D (no medals attained): Petanque, sepak takraw, weightlifting, archery, golf and traditional boat racing


He highlighted the achievements of the swimmers, shuttler Fu Mingtian who set a historic gold performance in the women’s singles final, sprinter Gary Yeo and thrower Wong Lay Chi who both achieved personal bests alongside their silver medals in the 100m dash and shot put, respectively.

He also lauded the results attained by Singapore's contract bridge players, who clinched one gold and two silver medals from hosts Indonesia, who being world-class bridge powerhouses were expected to sweep the golds on offer.

Conversely, Tan brought up sports that underperformed such as shooting, fencing and pencak silat. Shooting, in particular, was “a real disappointment” given that the team had brought home six gold, five silver and five bronze medals at the Laos Games, as compared to one gold and one silver at this year’s meet, he added.

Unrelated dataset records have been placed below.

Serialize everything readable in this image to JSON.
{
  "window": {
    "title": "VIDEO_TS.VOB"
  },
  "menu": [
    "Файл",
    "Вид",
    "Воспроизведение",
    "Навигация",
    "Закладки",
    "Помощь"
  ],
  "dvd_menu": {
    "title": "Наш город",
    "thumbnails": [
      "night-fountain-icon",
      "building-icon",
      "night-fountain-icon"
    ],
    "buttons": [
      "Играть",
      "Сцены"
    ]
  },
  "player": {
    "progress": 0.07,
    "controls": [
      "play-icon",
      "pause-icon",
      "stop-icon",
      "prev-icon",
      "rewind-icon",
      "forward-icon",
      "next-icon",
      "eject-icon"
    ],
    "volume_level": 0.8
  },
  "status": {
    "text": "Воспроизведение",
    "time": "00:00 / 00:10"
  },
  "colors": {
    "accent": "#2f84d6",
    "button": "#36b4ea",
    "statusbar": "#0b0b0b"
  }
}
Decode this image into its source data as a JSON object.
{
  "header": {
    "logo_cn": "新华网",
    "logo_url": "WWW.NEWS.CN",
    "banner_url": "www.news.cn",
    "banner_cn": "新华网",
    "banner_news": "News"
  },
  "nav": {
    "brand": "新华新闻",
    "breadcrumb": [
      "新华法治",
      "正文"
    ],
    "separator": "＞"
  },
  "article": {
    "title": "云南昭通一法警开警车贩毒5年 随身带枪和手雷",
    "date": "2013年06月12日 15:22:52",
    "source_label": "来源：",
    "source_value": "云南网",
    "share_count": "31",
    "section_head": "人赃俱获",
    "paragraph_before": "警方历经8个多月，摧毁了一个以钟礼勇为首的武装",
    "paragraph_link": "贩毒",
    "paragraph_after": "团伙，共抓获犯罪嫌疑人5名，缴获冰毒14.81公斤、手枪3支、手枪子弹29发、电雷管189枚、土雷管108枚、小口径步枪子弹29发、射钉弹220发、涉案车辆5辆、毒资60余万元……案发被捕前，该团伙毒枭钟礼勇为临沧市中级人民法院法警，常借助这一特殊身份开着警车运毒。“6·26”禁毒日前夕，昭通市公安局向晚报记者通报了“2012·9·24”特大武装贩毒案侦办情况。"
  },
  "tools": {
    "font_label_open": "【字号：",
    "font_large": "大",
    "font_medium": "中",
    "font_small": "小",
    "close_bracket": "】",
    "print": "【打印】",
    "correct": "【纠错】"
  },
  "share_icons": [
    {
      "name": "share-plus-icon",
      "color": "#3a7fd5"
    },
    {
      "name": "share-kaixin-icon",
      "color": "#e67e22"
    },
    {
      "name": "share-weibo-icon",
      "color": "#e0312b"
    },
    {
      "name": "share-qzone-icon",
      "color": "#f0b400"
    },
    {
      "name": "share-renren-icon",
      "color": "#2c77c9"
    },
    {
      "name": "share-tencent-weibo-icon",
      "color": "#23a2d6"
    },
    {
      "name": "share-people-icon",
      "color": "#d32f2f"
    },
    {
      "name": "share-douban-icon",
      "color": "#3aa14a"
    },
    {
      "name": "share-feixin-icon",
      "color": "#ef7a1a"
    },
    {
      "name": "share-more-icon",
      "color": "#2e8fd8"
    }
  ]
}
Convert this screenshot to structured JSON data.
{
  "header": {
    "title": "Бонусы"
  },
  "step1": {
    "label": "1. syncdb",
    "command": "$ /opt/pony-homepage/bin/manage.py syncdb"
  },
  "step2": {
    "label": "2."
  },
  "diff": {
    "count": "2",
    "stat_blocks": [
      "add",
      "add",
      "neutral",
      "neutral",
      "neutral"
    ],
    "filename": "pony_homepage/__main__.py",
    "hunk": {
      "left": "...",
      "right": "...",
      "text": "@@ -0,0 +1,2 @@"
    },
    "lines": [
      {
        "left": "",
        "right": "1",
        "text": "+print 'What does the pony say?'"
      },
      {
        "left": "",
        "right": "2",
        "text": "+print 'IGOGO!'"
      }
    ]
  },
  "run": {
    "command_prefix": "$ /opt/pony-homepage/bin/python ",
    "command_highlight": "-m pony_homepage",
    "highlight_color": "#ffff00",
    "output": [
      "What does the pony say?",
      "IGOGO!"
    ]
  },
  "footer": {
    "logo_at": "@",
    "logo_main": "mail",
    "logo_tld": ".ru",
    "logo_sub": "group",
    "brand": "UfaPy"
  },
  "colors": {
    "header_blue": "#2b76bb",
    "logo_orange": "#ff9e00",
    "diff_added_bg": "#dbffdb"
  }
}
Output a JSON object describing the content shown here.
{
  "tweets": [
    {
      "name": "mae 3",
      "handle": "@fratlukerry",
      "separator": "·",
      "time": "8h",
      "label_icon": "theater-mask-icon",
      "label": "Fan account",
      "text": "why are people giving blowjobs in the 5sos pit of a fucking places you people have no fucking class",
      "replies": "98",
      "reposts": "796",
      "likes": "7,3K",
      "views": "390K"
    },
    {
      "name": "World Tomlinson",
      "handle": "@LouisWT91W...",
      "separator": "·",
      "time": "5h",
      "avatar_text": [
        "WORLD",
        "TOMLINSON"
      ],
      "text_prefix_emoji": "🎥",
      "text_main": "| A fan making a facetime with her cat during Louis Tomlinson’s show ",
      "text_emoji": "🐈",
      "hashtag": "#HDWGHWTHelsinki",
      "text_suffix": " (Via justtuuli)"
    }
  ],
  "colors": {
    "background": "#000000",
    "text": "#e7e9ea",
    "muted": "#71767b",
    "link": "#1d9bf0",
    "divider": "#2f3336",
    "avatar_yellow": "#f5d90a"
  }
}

Also present at the press conference were Singapore National Olympic Council president Chris Chan, who praised the performance of athletes who did not win medals, including shuttler Derek Wong, who defeated World number seven Vietnamese player Nguyen Tien Minh but did not make it to the medal rounds, and the men’s basketball team, which in his opinion played valiantly against the Indonesians before getting knocked out by the latter.

“I, for one, never had such high regard for the men’s basketball team; I thought they played so well,” said Chan.

He also commended the Young Lions’ performance at the Games football tournament despite being knocked out before the semifinal rounds.

“This team is much better,” he said. “But they were in the ‘group of death’, and didn’t go for the win against Malaysia.

“They’re definitely not an ‘F’ for me. This was a good team,” he added.

Singapore Sports Council (SSC) CEO Lim Teck Yin added that Tan’s review allows the SSC to study each sport’s performance individually.

“That way, every sport will be challenged to come back stronger,” said Lim. “Yes, a couple underperformed, and their athletes whom I met are very upset, but are determined to go back and examine what happened.”